As Gilbert Weiss relates, “My experience told me that if someone needs medical attention they should go to Hadassah. Everybody works as a team there. Together. The care is so fabulous and there’s no co-pay. We’re so lucky.
“In 2015 I was diagnosed with breast cancer, and last February, I had what I feared might be COVID-19 because I was so weak. It was worse than COVID. I had a kidney stone but I also had heart failure,” she says. “After treatment, I was advised to see Dr. Donna Zfat-Zwas, who heads the Linda Joy Pollin Cardiovascular Wellness Center for Women. My good luck is that I qualified for a clinical trial she was running.”
Dr. Zfat-Zwas added her to a trial of Finerenone, a drug used to reduce the risk of kidney function decline, kidney failure, cardiovascular death, non-fatal heart attacks and hospitalization for heart failure. “We use it to prevent hospitalizations and decrease mortality,” says Dr. Zfat-Zwas.

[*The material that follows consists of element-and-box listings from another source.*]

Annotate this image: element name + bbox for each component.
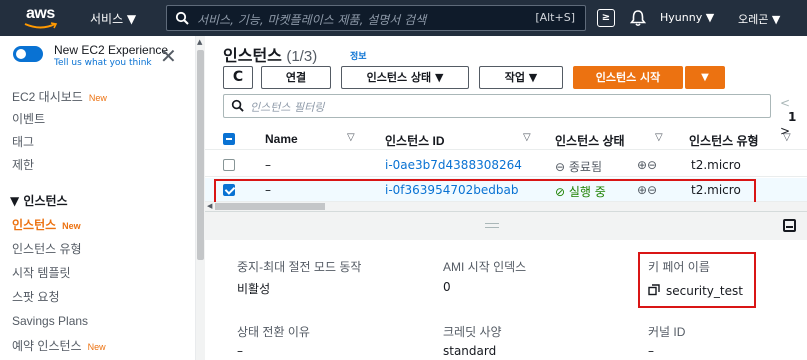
detail-label: 상태 전환 이유 [237, 325, 310, 339]
info-link[interactable]: 정보 [350, 49, 367, 62]
instance-state: ⊖ 종료됨 [555, 158, 602, 175]
selection-count: (1/3) [286, 48, 318, 65]
services-menu[interactable]: 서비스 ▼ [90, 10, 136, 27]
region-menu[interactable]: 오레곤 ▼ [738, 11, 780, 27]
select-all-checkbox[interactable] [223, 133, 235, 145]
stopped-icon: ⊖ [555, 160, 566, 174]
sidebar-item-label: 예약 인스턴스 [12, 339, 82, 353]
sidebar-item-label: 인스턴스 [12, 218, 57, 232]
cloudshell-icon[interactable]: ≥ [597, 9, 615, 27]
scrollbar-thumb[interactable] [215, 203, 325, 210]
sidebar-item-savings-plans[interactable]: Savings Plans [12, 314, 88, 328]
zoom-icon[interactable]: ⊕⊖ [637, 158, 657, 172]
feedback-link[interactable]: Tell us what you think [54, 58, 152, 68]
search-icon [175, 11, 189, 25]
detail-label: 중지-최대 절전 모드 동작 [237, 260, 362, 274]
column-header-name[interactable]: Name [265, 132, 298, 146]
launch-instance-button[interactable]: 인스턴스 시작 [573, 66, 683, 89]
sidebar-item-tags[interactable]: 태그 [12, 133, 34, 150]
column-header-instance-type[interactable]: 인스턴스 유형 [689, 132, 759, 149]
launch-dropdown-button[interactable]: ▼ [685, 66, 725, 89]
detail-value: 0 [443, 280, 451, 294]
selection-highlight [214, 179, 756, 204]
sidebar-item-instances[interactable]: 인스턴스 New [12, 216, 81, 233]
aws-logo[interactable]: aws [22, 3, 64, 33]
sidebar-item-launch-templates[interactable]: 시작 템플릿 [12, 264, 71, 281]
instance-state-button[interactable]: 인스턴스 상태 ▼ [341, 66, 469, 89]
column-header-instance-state[interactable]: 인스턴스 상태 [555, 132, 625, 149]
sort-icon[interactable]: ▽ [347, 132, 355, 143]
detail-label: AMI 시작 인덱스 [443, 260, 527, 274]
horizontal-scrollbar[interactable]: ◀ [205, 202, 807, 211]
sort-icon[interactable]: ▽ [655, 132, 663, 143]
state-text: 종료됨 [568, 160, 603, 174]
page-number[interactable]: 1 [788, 110, 796, 124]
new-badge: New [62, 221, 81, 231]
detail-panel: 중지-최대 절전 모드 동작 비활성 AMI 시작 인덱스 0 키 페어 이름 … [205, 211, 807, 360]
panel-toggle-icon[interactable] [783, 219, 796, 232]
sidebar-scrollbar[interactable]: ▲ [196, 36, 205, 360]
sort-icon[interactable]: ▽ [783, 132, 791, 143]
detail-value: standard [443, 344, 497, 358]
filter-input[interactable]: 인스턴스 필터링 [223, 94, 771, 118]
detail-value: 비활성 [237, 282, 271, 296]
sidebar-section-instances[interactable]: ▼ 인스턴스 [10, 192, 68, 209]
search-shortcut: [Alt+S] [535, 11, 575, 24]
instance-id-link[interactable]: i-0ae3b7d4388308264 [385, 158, 522, 172]
sidebar-item-label: EC2 대시보드 [12, 90, 83, 104]
new-experience-label: New EC2 Experience [54, 43, 169, 57]
scrollbar-thumb[interactable] [197, 50, 204, 260]
row-checkbox[interactable] [223, 159, 235, 171]
sidebar-item-ec2-dashboard[interactable]: EC2 대시보드 New [12, 88, 107, 105]
filter-placeholder: 인스턴스 필터링 [250, 101, 325, 114]
sidebar-item-events[interactable]: 이벤트 [12, 110, 45, 127]
search-icon [231, 99, 244, 112]
column-header-instance-id[interactable]: 인스턴스 ID [385, 132, 445, 149]
bell-icon[interactable] [630, 9, 646, 27]
table-row[interactable]: – i-0ae3b7d4388308264 ⊖ 종료됨 ⊕⊖ t2.micro [205, 153, 807, 177]
connect-button[interactable]: 연결 [261, 66, 331, 89]
sidebar-item-limits[interactable]: 제한 [12, 156, 34, 173]
scroll-up-icon[interactable]: ▲ [197, 38, 202, 46]
detail-value: – [237, 344, 243, 358]
sort-icon[interactable]: ▽ [523, 132, 531, 143]
top-navigation: aws 서비스 ▼ 서비스, 기능, 마켓플레이스 제품, 설명서 검색 [Al… [0, 0, 807, 36]
new-experience-toggle[interactable] [13, 46, 43, 62]
new-badge: New [88, 93, 107, 103]
instance-type: t2.micro [691, 158, 741, 172]
page-title: 인스턴스 (1/3) [223, 42, 317, 66]
prev-page-button[interactable]: < [780, 96, 790, 110]
sidebar-item-instance-types[interactable]: 인스턴스 유형 [12, 240, 82, 257]
table-header: Name ▽ 인스턴스 ID ▽ 인스턴스 상태 ▽ 인스턴스 유형 ▽ [205, 128, 807, 150]
title-text: 인스턴스 [223, 48, 282, 65]
refresh-button[interactable]: C [223, 66, 253, 89]
instance-name: – [265, 158, 271, 172]
main-content: 인스턴스 (1/3) 정보 C 연결 인스턴스 상태 ▼ 작업 ▼ 인스턴스 시… [205, 36, 807, 360]
search-placeholder: 서비스, 기능, 마켓플레이스 제품, 설명서 검색 [197, 13, 427, 27]
key-pair-highlight [638, 252, 756, 308]
detail-value: – [648, 344, 654, 358]
sidebar-item-spot-requests[interactable]: 스팟 요청 [12, 288, 60, 305]
sidebar: New EC2 Experience Tell us what you thin… [0, 36, 196, 360]
detail-label: 커널 ID [648, 325, 686, 339]
actions-button[interactable]: 작업 ▼ [479, 66, 563, 89]
detail-label: 크레딧 사양 [443, 325, 502, 339]
split-panel-divider[interactable] [205, 212, 807, 240]
search-input[interactable]: 서비스, 기능, 마켓플레이스 제품, 설명서 검색 [Alt+S] [166, 5, 586, 31]
close-icon[interactable]: ✕ [160, 46, 177, 66]
sidebar-item-reserved-instances[interactable]: 예약 인스턴스 New [12, 337, 106, 354]
new-badge: New [87, 342, 106, 352]
scroll-left-icon[interactable]: ◀ [207, 202, 212, 210]
drag-handle-icon[interactable] [485, 223, 499, 228]
user-menu[interactable]: Hyunny ▼ [660, 11, 714, 24]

Gilbert Weiss relates, “I'm still an active member of the organization, but I never imagined while I was peddling cookbooks or telling everyone I met that they had to join Hadassah that my life and that of my own family members would be saved time and again by the outstanding medical care that has been made possible by the work of our hands. I have nine grandchildren and recently become the great-grandmother of a gorgeous sabra baby boy. I get to hear Hatikva often in Israel. I still cry.”